Eco print on the cloth provided realistic looking smoke rising from the largest teepee.  Can you see the wee one on the young woman's back? 

The tribes...

The species, Bison bison...


Wednesday, December 3, 2014

The Tribes...

Thirteen tribes.  I had planned on fourteen, but things got crowded near the top, so "Blackfoot" had to be left off.  The single ply of red floss seemed to behave better than the black, or maybe I just began to get a better feel for the tedious work.  I suppose I should give this map a title..."The Tribes," I think.

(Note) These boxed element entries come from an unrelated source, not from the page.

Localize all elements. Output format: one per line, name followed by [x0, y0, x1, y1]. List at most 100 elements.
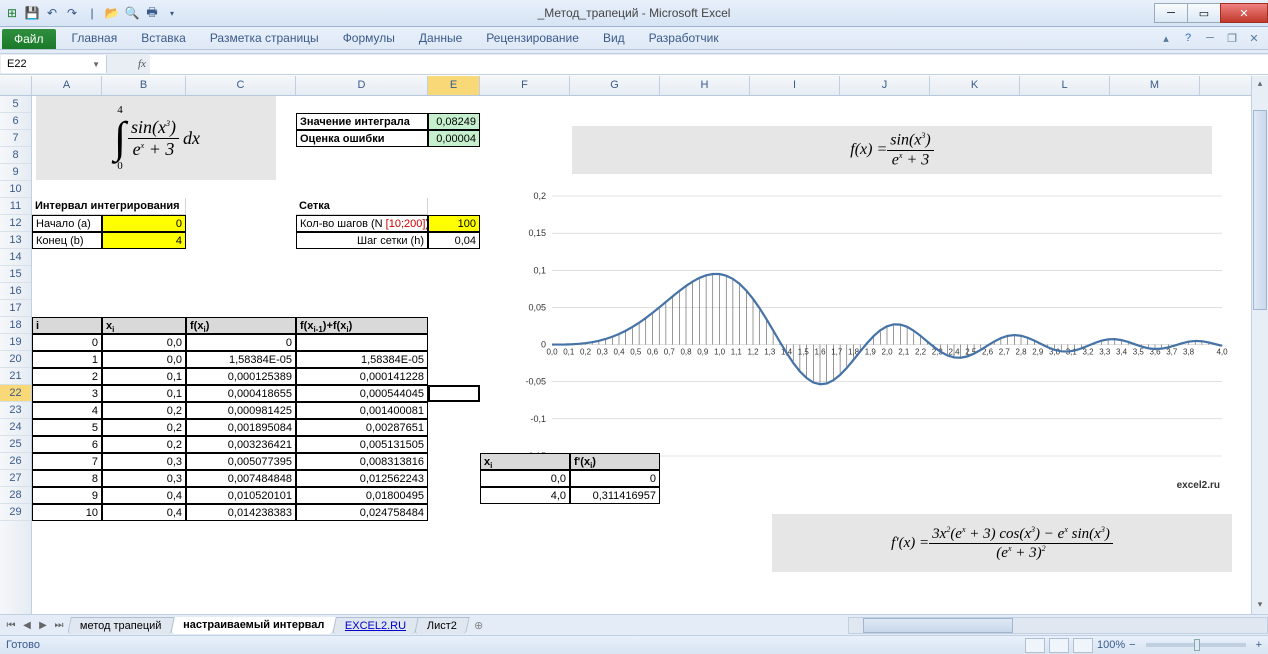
- cell-sum[interactable]: 0,000141228: [296, 368, 428, 385]
- active-cell[interactable]: [428, 385, 480, 402]
- th-sum[interactable]: f(xi-1)+f(xi): [296, 317, 428, 334]
- minimize-button[interactable]: ─: [1154, 3, 1188, 23]
- cell-sum[interactable]: 0,012562243: [296, 470, 428, 487]
- cell-xi[interactable]: 0,4: [102, 504, 186, 521]
- cell-fxi[interactable]: 0,000418655: [186, 385, 296, 402]
- redo-icon[interactable]: ↷: [64, 5, 80, 21]
- th-fxi[interactable]: f(xi): [186, 317, 296, 334]
- row-header[interactable]: 21: [0, 368, 31, 385]
- sheet-tab[interactable]: Лист2: [414, 617, 470, 634]
- row-header[interactable]: 20: [0, 351, 31, 368]
- scroll-up-icon[interactable]: ▴: [1252, 76, 1268, 93]
- th-i[interactable]: i: [32, 317, 102, 334]
- cell-fxi[interactable]: 0: [186, 334, 296, 351]
- qat-dropdown-icon[interactable]: ▾: [164, 5, 180, 21]
- row-header[interactable]: 10: [0, 181, 31, 198]
- row-header[interactable]: 7: [0, 130, 31, 147]
- th-xi[interactable]: xi: [102, 317, 186, 334]
- ribbon-minimize-icon[interactable]: ▴: [1158, 30, 1174, 46]
- preview-icon[interactable]: 🔍: [124, 5, 140, 21]
- cell-fxi[interactable]: 1,58384E-05: [186, 351, 296, 368]
- interval-header[interactable]: Интервал интегрирования: [32, 198, 186, 215]
- cell-i[interactable]: 7: [32, 453, 102, 470]
- ribbon-tab[interactable]: Разметка страницы: [198, 27, 331, 49]
- th-d-fpxi[interactable]: f'(xi): [570, 453, 660, 470]
- ribbon-tab[interactable]: Разработчик: [637, 27, 731, 49]
- cell-d-xi[interactable]: 0,0: [480, 470, 570, 487]
- column-header[interactable]: A: [32, 76, 102, 95]
- window-minimize-icon[interactable]: ─: [1202, 30, 1218, 46]
- horizontal-scrollbar[interactable]: [848, 617, 1268, 634]
- row-header[interactable]: 12: [0, 215, 31, 232]
- cell-i[interactable]: 4: [32, 402, 102, 419]
- file-tab[interactable]: Файл: [2, 29, 56, 49]
- open-icon[interactable]: 📂: [104, 5, 120, 21]
- close-button[interactable]: ✕: [1220, 3, 1268, 23]
- cell-sum[interactable]: 0,024758484: [296, 504, 428, 521]
- row-header[interactable]: 18: [0, 317, 31, 334]
- page-layout-view-button[interactable]: [1049, 638, 1069, 653]
- cell-i[interactable]: 8: [32, 470, 102, 487]
- ribbon-tab[interactable]: Рецензирование: [474, 27, 591, 49]
- label-end[interactable]: Конец (b): [32, 232, 102, 249]
- cell-sum[interactable]: 0,000544045: [296, 385, 428, 402]
- column-header[interactable]: B: [102, 76, 186, 95]
- cell-sum[interactable]: 0,00287651: [296, 419, 428, 436]
- row-header[interactable]: 23: [0, 402, 31, 419]
- sheet-tab[interactable]: EXCEL2.RU: [332, 617, 419, 634]
- cell-i[interactable]: 9: [32, 487, 102, 504]
- row-header[interactable]: 13: [0, 232, 31, 249]
- ribbon-tab[interactable]: Данные: [407, 27, 474, 49]
- row-header[interactable]: 19: [0, 334, 31, 351]
- cell-d-xi[interactable]: 4,0: [480, 487, 570, 504]
- zoom-in-icon[interactable]: +: [1256, 639, 1262, 651]
- cell-i[interactable]: 1: [32, 351, 102, 368]
- undo-icon[interactable]: ↶: [44, 5, 60, 21]
- cell-fxi[interactable]: 0,010520101: [186, 487, 296, 504]
- cell-fxi[interactable]: 0,001895084: [186, 419, 296, 436]
- column-header[interactable]: H: [660, 76, 750, 95]
- label-integral[interactable]: Значение интеграла: [296, 113, 428, 130]
- ribbon-tab[interactable]: Главная: [60, 27, 130, 49]
- value-steps[interactable]: 100: [428, 215, 480, 232]
- row-header[interactable]: 25: [0, 436, 31, 453]
- row-header[interactable]: 6: [0, 113, 31, 130]
- cell-fxi[interactable]: 0,000125389: [186, 368, 296, 385]
- cell-fxi[interactable]: 0,003236421: [186, 436, 296, 453]
- row-header[interactable]: 28: [0, 487, 31, 504]
- cell-xi[interactable]: 0,4: [102, 487, 186, 504]
- sheet-tab[interactable]: настраиваемый интервал: [170, 617, 337, 634]
- column-header[interactable]: J: [840, 76, 930, 95]
- tab-first-icon[interactable]: ⏮: [4, 620, 18, 631]
- cell-xi[interactable]: 0,3: [102, 453, 186, 470]
- cell-i[interactable]: 2: [32, 368, 102, 385]
- column-header[interactable]: C: [186, 76, 296, 95]
- column-header[interactable]: M: [1110, 76, 1200, 95]
- maximize-button[interactable]: ▭: [1187, 3, 1221, 23]
- column-header[interactable]: D: [296, 76, 428, 95]
- row-header[interactable]: 29: [0, 504, 31, 521]
- value-start[interactable]: 0: [102, 215, 186, 232]
- cell-i[interactable]: 5: [32, 419, 102, 436]
- cell-sum[interactable]: 0,01800495: [296, 487, 428, 504]
- cell-sum[interactable]: 0,008313816: [296, 453, 428, 470]
- normal-view-button[interactable]: [1025, 638, 1045, 653]
- cell-sum[interactable]: 0,001400081: [296, 402, 428, 419]
- row-header[interactable]: 26: [0, 453, 31, 470]
- ribbon-tab[interactable]: Формулы: [331, 27, 407, 49]
- cell-fxi[interactable]: 0,000981425: [186, 402, 296, 419]
- column-header[interactable]: G: [570, 76, 660, 95]
- row-header[interactable]: 14: [0, 249, 31, 266]
- tab-last-icon[interactable]: ⏭: [52, 620, 66, 631]
- sheet-tab[interactable]: метод трапеций: [67, 617, 174, 634]
- namebox-dropdown-icon[interactable]: ▼: [92, 60, 100, 69]
- column-header[interactable]: K: [930, 76, 1020, 95]
- row-header[interactable]: 27: [0, 470, 31, 487]
- ribbon-tab[interactable]: Вид: [591, 27, 637, 49]
- row-header[interactable]: 16: [0, 283, 31, 300]
- row-header[interactable]: 17: [0, 300, 31, 317]
- cell-d-fpxi[interactable]: 0: [570, 470, 660, 487]
- cell-xi[interactable]: 0,1: [102, 385, 186, 402]
- row-header[interactable]: 8: [0, 147, 31, 164]
- cell-sum[interactable]: 1,58384E-05: [296, 351, 428, 368]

And, what's going on with the robins?  Saturday afternoon, and again on Sunday, but to a lesser degree, a steady stream of robins flew in a southwesterly direction over our house.  There had to be thousands of them, for in the shot below there are about fifty (I tried to count) and that was just what I captured in one click of my camera.  This steady stream went on and on for well over two hours.  I couldn't help wonder where they were going, and what they would eat when they got there?  Surely would take a lot of earth worms!


And still they came...  They were close enough that I could see their red breasts.


We all watched the flight of the robins above, even Nell, I think, who was quite content to lie at my feet and chew on her new bone.  Early in the summer, there had been a dead deer not far off The Chip Butter Trail. The smell was not pleasant to me, but to Nell it was an invitation to come find a bone to carry home, which she often did, sometimes with my help. (I wrapped the bones in leaves when I carried them.)

Since the hot days of summer, I have been leaving Nell home to guard the place.  And... well... it's hard to think about, but she's past fourteen now and the climb up the trail is hard on an elderly lady, such as she now is.  When I saw this bone on the path, I thought of her, picked it up, and carried it home to my sweet Nell.  I could tell she was delighted.